Restaurateur Jeremy Tangen spins The Red Wheel in East Spokane
Restaurants & RetailJuly 16th, 2020
Restaurateur Jeremy Tangen’s latest endeavor, The Red Wheel Bar and Grill, is also a concept.
Every hour, on the hour, an on-duty bartender literally spins a mounted red wheel behind the bar. A different drink is listed in each space on the wheel, and wherever the wheel lands, that drink is $4 for an hour.
Then there’s the ‘Half-Off Table,’ which is available on a first-come basis. If your party can secure that table, for the next two hours, everything on the food and drink menu is half off, Tangen says.
But what has the 36-year-old Tangen excited about The Red Wheel more than anything is its location, at 501 S. Thor, on the lower South Hill.
“It’s another 24 blocks to the next spot,” he says excitedly.
The Red Wheel originally was scheduled to open March 19. On March 23, Washington Gov.
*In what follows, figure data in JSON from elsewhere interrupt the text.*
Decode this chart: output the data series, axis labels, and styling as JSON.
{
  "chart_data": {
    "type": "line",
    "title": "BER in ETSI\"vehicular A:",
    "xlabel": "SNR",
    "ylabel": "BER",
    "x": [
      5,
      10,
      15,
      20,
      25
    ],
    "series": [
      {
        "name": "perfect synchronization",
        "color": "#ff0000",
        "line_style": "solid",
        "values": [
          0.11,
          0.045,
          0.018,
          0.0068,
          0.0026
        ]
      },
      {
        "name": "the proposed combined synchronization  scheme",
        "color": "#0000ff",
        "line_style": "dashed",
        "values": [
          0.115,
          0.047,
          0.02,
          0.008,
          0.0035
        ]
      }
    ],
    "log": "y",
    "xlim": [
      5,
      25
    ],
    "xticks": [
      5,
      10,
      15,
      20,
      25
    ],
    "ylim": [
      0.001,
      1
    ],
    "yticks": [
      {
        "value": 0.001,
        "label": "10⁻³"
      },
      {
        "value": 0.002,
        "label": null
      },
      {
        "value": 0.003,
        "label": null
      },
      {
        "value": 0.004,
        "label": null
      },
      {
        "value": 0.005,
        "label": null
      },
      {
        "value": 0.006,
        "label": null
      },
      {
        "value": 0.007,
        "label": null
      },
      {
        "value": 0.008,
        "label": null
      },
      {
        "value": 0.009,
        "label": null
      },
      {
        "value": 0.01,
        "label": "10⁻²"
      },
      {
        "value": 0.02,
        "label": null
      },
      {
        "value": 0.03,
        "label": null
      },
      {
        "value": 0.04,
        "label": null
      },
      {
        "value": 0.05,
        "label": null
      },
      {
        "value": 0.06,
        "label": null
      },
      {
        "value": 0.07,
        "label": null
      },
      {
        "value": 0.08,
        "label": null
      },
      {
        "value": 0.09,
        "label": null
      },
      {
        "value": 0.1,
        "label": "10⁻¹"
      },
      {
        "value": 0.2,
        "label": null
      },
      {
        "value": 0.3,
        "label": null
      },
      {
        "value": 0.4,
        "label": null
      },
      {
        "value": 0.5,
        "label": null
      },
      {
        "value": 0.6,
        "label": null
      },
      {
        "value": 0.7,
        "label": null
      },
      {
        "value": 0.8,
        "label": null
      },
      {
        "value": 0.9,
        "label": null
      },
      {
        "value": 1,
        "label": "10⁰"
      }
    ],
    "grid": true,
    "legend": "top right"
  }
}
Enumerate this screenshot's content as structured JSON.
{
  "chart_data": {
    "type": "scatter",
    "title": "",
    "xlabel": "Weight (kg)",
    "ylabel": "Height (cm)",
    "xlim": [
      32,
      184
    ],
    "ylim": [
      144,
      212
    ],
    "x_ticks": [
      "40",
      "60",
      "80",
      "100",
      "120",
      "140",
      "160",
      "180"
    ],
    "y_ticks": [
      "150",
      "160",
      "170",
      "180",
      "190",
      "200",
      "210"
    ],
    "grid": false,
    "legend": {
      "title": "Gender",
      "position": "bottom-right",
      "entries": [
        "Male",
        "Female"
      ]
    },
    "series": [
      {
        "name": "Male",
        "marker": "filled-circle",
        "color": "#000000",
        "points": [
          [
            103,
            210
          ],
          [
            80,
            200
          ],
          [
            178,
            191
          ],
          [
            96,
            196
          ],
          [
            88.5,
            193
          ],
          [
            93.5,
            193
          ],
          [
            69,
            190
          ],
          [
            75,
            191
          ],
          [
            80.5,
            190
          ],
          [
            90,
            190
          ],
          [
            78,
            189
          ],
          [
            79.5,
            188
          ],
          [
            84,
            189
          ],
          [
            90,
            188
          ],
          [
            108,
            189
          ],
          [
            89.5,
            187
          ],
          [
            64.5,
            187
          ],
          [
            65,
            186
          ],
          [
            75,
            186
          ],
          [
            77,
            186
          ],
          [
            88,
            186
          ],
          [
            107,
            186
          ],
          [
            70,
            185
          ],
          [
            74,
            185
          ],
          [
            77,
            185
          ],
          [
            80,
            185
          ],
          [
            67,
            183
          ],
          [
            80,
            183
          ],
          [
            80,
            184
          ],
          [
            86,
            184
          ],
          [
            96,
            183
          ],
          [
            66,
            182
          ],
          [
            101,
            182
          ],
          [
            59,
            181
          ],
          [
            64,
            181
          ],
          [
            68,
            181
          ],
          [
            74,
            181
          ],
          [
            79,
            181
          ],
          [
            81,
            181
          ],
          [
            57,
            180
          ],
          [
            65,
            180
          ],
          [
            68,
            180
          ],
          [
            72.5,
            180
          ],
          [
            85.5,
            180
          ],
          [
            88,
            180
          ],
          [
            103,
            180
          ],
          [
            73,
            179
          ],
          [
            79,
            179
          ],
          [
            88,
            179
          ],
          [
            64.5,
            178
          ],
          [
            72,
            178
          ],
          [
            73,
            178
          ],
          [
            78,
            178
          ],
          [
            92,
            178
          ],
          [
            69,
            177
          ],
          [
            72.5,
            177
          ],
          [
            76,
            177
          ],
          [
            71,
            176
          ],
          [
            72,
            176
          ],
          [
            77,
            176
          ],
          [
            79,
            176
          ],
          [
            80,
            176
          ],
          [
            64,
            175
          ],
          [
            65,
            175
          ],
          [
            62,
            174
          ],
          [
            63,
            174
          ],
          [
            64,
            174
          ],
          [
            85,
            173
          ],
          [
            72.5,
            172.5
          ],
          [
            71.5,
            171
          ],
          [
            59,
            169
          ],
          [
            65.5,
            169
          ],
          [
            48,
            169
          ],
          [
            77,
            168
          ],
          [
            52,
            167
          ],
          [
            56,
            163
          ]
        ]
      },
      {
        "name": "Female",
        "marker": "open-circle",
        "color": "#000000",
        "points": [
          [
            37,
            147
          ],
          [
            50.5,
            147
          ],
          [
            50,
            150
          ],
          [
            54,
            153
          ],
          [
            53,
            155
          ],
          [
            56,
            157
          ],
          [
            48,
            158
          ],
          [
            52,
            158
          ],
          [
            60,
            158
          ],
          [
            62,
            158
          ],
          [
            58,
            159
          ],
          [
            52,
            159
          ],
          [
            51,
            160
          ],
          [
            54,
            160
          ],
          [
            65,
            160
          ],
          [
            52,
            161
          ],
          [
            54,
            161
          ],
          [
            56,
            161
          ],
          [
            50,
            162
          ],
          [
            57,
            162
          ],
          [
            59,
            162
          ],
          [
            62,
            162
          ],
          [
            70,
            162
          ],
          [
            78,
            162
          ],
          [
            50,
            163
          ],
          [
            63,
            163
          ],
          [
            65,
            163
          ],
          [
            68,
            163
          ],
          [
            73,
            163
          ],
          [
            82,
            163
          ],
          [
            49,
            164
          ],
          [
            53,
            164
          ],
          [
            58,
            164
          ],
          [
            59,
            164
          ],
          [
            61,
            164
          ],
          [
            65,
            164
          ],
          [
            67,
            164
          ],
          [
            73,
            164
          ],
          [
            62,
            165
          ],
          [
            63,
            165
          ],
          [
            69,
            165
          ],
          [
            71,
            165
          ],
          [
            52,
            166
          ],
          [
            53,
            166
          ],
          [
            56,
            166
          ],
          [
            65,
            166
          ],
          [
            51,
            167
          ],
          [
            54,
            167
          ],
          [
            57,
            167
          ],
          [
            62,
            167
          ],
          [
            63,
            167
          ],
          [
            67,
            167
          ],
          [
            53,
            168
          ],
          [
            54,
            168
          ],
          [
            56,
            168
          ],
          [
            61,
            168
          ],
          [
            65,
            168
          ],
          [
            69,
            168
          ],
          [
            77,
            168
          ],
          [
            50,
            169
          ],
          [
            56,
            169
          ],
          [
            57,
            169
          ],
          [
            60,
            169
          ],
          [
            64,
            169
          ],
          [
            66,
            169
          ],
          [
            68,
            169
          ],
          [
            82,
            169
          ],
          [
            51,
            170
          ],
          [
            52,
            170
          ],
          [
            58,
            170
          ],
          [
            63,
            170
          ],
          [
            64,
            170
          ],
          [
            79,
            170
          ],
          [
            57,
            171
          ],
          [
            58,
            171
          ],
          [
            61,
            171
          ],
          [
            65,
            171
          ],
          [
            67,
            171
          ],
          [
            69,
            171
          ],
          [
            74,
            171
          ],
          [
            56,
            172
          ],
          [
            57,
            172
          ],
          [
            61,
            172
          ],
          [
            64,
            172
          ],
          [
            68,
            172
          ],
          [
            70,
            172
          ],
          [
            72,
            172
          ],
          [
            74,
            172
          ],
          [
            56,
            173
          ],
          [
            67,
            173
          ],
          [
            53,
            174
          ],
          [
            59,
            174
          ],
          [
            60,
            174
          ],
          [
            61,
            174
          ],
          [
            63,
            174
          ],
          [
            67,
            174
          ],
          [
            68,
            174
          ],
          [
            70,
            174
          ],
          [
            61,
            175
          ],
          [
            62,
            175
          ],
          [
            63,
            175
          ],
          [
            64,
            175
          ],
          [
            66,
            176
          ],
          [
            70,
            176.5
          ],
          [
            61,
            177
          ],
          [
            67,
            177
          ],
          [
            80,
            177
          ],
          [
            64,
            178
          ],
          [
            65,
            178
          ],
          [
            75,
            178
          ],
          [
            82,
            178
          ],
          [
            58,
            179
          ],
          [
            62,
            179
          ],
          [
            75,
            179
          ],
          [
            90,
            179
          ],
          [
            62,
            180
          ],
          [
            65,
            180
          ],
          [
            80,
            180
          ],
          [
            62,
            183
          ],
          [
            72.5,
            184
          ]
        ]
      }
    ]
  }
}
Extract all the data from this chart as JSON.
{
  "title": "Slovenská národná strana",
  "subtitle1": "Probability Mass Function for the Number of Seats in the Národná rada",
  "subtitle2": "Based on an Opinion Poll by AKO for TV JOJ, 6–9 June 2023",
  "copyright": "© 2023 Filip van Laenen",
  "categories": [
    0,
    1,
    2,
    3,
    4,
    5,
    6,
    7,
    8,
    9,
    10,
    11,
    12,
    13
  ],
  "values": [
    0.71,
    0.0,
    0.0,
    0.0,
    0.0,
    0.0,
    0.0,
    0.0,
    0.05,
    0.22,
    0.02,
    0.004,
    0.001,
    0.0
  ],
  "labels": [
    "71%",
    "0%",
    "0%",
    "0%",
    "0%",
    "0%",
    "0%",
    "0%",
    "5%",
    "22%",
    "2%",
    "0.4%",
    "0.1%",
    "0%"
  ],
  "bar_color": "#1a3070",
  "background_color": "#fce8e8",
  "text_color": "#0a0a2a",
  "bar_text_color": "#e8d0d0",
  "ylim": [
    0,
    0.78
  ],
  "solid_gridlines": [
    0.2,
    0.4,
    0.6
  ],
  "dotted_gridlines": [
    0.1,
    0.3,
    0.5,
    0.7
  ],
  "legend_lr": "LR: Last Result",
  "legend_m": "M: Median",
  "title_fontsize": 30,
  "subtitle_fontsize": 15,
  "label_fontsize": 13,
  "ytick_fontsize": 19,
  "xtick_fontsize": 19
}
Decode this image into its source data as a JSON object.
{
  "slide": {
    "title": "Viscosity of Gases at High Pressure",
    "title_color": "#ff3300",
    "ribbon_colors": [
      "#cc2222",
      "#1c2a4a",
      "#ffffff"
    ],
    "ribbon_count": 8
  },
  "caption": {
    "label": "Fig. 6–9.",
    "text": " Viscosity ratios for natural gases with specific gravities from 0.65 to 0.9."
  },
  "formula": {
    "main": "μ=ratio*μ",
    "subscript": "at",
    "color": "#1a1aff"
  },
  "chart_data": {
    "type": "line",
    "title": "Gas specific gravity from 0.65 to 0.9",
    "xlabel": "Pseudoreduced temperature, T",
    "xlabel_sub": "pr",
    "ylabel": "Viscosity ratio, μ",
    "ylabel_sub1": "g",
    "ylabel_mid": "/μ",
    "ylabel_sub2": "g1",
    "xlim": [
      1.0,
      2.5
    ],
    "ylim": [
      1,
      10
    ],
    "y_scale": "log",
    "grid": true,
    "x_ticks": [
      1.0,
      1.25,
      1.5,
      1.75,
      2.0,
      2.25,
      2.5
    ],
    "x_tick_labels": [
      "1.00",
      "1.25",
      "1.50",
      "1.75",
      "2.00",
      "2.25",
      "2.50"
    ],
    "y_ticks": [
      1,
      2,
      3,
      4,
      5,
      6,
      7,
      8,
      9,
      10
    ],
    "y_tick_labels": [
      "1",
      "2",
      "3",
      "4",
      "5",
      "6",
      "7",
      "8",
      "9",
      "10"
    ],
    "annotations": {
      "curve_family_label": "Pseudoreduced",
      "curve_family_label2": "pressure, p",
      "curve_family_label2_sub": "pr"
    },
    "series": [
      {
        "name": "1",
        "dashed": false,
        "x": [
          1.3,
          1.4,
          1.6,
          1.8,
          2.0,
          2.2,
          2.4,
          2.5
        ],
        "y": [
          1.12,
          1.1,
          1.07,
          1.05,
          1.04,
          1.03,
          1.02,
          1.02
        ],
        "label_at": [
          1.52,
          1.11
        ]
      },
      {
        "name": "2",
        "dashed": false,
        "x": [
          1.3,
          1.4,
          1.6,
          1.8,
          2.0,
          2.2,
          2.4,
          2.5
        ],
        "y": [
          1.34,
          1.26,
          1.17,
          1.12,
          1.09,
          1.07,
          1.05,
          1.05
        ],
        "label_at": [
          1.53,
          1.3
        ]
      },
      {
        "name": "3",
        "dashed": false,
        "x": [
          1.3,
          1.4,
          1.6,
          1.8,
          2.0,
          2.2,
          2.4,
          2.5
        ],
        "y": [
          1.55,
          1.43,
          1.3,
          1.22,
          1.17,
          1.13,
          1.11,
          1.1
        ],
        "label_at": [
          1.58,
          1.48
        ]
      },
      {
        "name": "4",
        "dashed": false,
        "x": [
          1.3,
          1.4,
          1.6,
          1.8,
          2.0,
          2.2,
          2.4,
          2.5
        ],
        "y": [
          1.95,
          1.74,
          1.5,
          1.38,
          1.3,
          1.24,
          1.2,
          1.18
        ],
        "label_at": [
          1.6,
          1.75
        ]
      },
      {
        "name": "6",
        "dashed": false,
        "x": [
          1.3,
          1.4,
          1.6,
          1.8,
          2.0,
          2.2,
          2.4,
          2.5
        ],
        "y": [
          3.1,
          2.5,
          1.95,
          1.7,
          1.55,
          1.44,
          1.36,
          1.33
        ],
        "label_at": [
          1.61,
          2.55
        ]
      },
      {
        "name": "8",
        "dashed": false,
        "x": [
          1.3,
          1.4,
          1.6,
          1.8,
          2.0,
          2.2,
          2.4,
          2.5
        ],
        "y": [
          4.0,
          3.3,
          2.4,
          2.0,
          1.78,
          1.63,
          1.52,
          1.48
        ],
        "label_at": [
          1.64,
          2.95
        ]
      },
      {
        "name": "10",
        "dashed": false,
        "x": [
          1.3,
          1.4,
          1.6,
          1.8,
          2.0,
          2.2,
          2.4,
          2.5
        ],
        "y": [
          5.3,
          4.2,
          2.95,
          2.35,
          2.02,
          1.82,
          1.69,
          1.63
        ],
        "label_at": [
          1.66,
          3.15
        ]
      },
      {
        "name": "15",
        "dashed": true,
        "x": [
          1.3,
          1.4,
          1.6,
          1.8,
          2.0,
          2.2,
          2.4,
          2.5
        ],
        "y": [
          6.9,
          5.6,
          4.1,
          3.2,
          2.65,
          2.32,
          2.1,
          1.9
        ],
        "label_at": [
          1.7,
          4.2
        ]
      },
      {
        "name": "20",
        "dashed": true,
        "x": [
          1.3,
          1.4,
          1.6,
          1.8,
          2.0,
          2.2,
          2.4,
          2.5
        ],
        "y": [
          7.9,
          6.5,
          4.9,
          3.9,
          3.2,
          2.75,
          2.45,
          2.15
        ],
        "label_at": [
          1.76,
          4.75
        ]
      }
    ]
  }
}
Jay Inslee signed the “Stay Home, Stay Healthy” order requiring restaurants to stop serving on premises in the effort to stop the spread of COVID-19.
Despite the setback, Tangen says he still felt the restaurant could be successful because of where it’s situated.
Since its soft opening last month, Tangen says a dedicated group of after-work patrons already has emerged.
Tangen says he acquired the building, which formerly was occupied by a pizzeria, and promptly “opened it up” after installing large windows to allow more natural light in, building a patio off the back, which will soon be expanded, and soon installing a garage door on the south side to create an even more airy feel to the establishment.
With 14 employees, the restaurant serves American-style food specializing in burgers and sandwiches, he says.
Despite the fact business is off to a strong start at just 50% capacity due to continued statewide gathering restrictions, Tangen says he’s indeed worried about the future of the restaurant business.
“I feel like this is going to be me and my partners’ last restaurants for a while,” he says. “The bankers we talk with say lending in the hospitality industry is at least another three years out.”